Village Soup, our local online and print newspaper, has discovered that there is a local shortage of primary care physicians and contacted a hospital administrator and two state legislators in researching an article and editorial published this week.
Lest those of you that don't have a subscription to Village Soup miss out on my opinion, this is the text of my online comment about their editorial:
It's disappointing to see Village Soup investigating a local primary care physician shortage and publishing an article and an editorial without apparently contacting any physicians.
As a local family physician for over 13 years who has recruited several other physicians to the area, I have more recently both contributed to the local physician shortage and offer a likely solution with my recent change in practice.

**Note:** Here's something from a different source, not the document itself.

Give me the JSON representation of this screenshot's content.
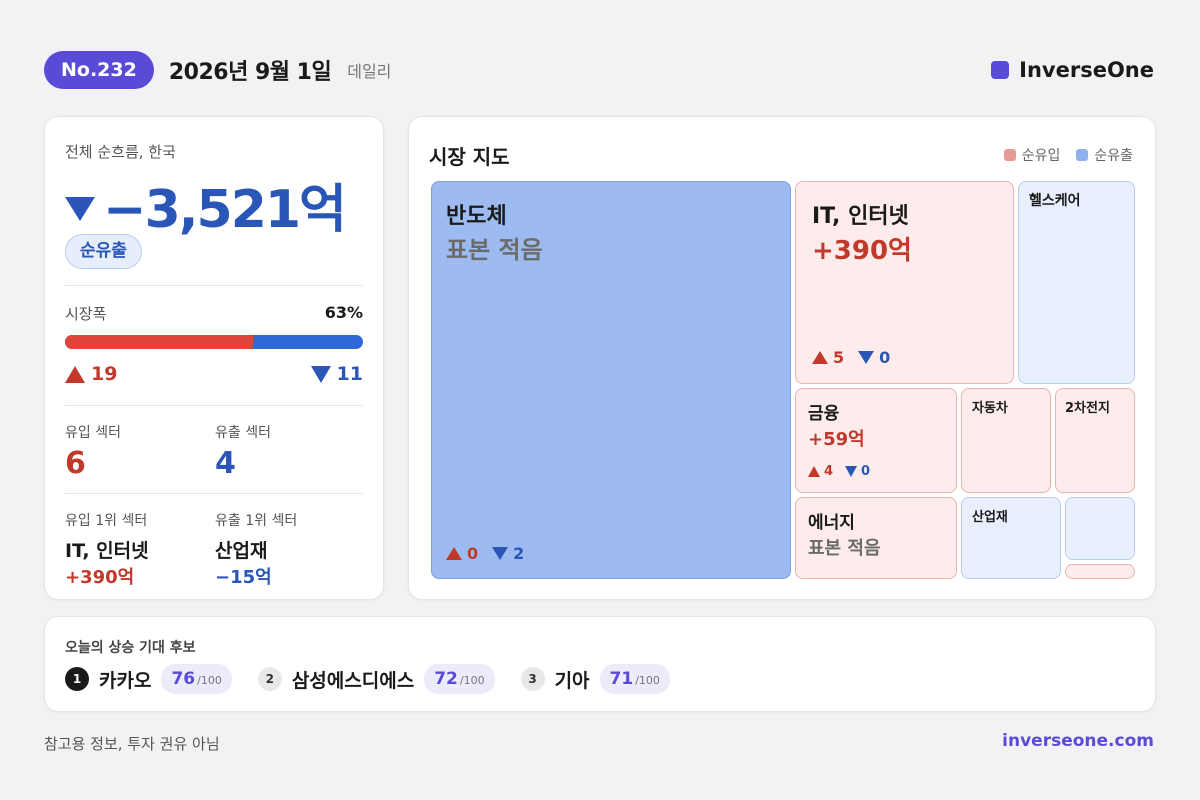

The problems that have led to the primary care physician shortage have been affecting us local physicians for years. Commercial and government third party payers talk about the importance of primary care while steadily increasing their demands and shifting payments towards procedures. As a result, many primary care physicians have retired early, others have given up their practices and retreated to the apparent shelter of large hospital systems that can charge facility fees or shift money from profitable tests and procedures to primary care clinics. The rest of us worked smarter, harder and longer to sustain our practices with varying success. Medical students and resident (trainee) physicians are well aware of all this and most avoid primary care.
However, primary care is undergoing a growing renaissance in many parts of the country. Direct Primary Care is an affordable version of the high priced concierge practices enjoyed by the wealthy. Direct Primary Care cuts out the middlemen and greatly simplifies the business of primary care for physicians, allowing them to lower prices back to levels affordable by almost all patients while giving those patients great access to their own physician. Most importantly for this discussion, Direct Primary Care sustains successful practices that are drawing young physicians back to primary care. While Maine lags behind other areas of the country in this, Maine will soon have its seventh independent, direct primary care practice this winter.
The prescription to solve the primary care shortage does not require new government programs or further expansion of large hospital networks but simply the two groups that have lost the most in the current primary care mess, Maine physicians and patients.